InvestingReviews.co.uk chief executive Simon Jones said: "It's taken a long time, but finally the message is getting through to people that cash ISAs offer no protection against the corrosive power of inflation.

Household finances

This came as UK Finance published its own set of figures for the first quarter of 2022, as part of its Household Finance review, which suggested mortgage application activity was still performing in line with pre-Covid levels, and remortgaging appeared robust. 

However, Just Mortgages's national operations director, warned this outlook could change significantly. 

John Phillips said: “What these figures don’t yet show is the recent shake-up in household budgets with interest rates, fuel, energy, and food costs all rising steeply and eating away at take home pay especially for lower-income families and typically first time buyers.

"The chancellor has warned that interest rates are expected to rise to 2.5 per cent by the end of the year and, with the cost of living rising rapidly, complying with affordability conditions will become increasingly difficult."

Phillips said Just's brokers have reported that competition for houses remains "very high", and borrowers' key concerns are securing a mortgage offer and having the ability to proceed when they find the house they want.
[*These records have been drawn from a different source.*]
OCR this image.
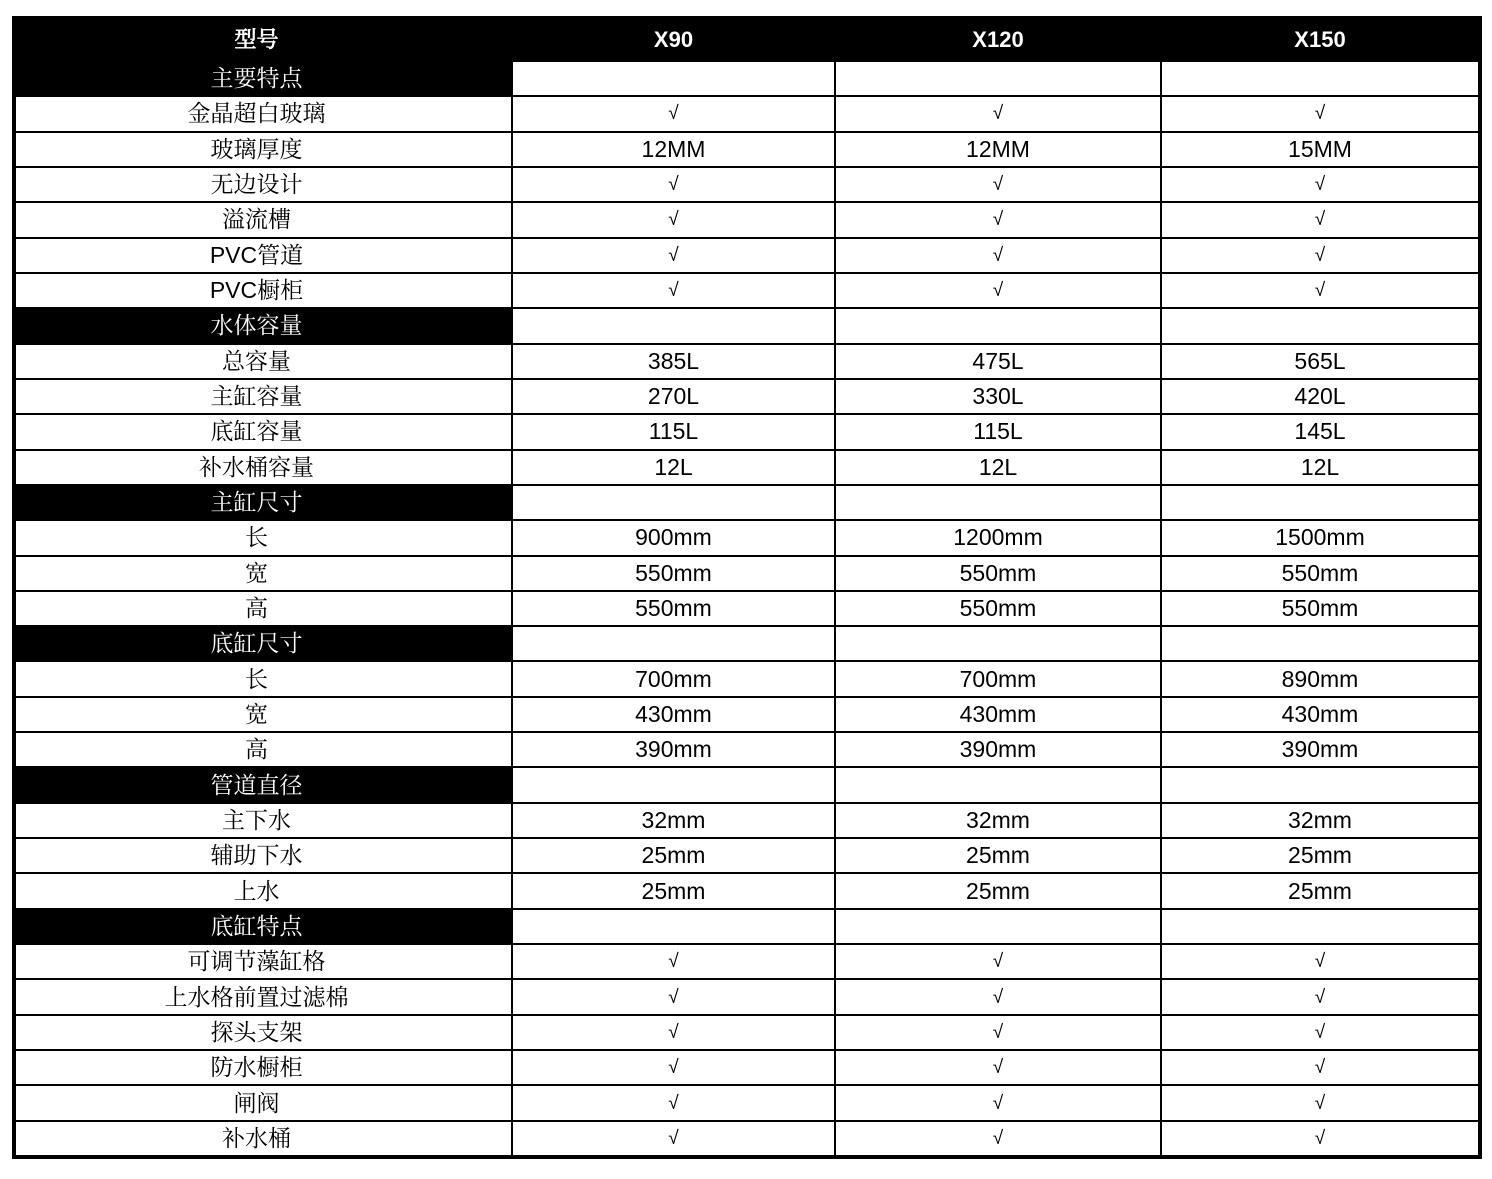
型号	X90	X120	X150
主要特点
金晶超白玻璃	√	√	√
玻璃厚度	12MM	12MM	15MM
无边设计	√	√	√
溢流槽	√	√	√
PVC管道	√	√	√
PVC橱柜	√	√	√
水体容量
总容量	385L	475L	565L
主缸容量	270L	330L	420L
底缸容量	115L	115L	145L
补水桶容量	12L	12L	12L
主缸尺寸
长	900mm	1200mm	1500mm
宽	550mm	550mm	550mm
高	550mm	550mm	550mm
底缸尺寸
长	700mm	700mm	890mm
宽	430mm	430mm	430mm
高	390mm	390mm	390mm
管道直径
主下水	32mm	32mm	32mm
辅助下水	25mm	25mm	25mm
上水	25mm	25mm	25mm
底缸特点
可调节藻缸格	√	√	√
上水格前置过滤棉	√	√	√
探头支架	√	√	√
防水橱柜	√	√	√
闸阀	√	√	√
补水桶	√	√	√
However, he added: “In the remaining half of 2022, mortgage demand should remain strong as borrowers look to secure a competitive purchase or re-mortgage deal before inevitable rate rises.

"And, with reducing housing stock, the speed of offer could overtake rate as the most important factor to borrowers. Professional mortgage advice looks set to be more important in 2022 than for many years previously."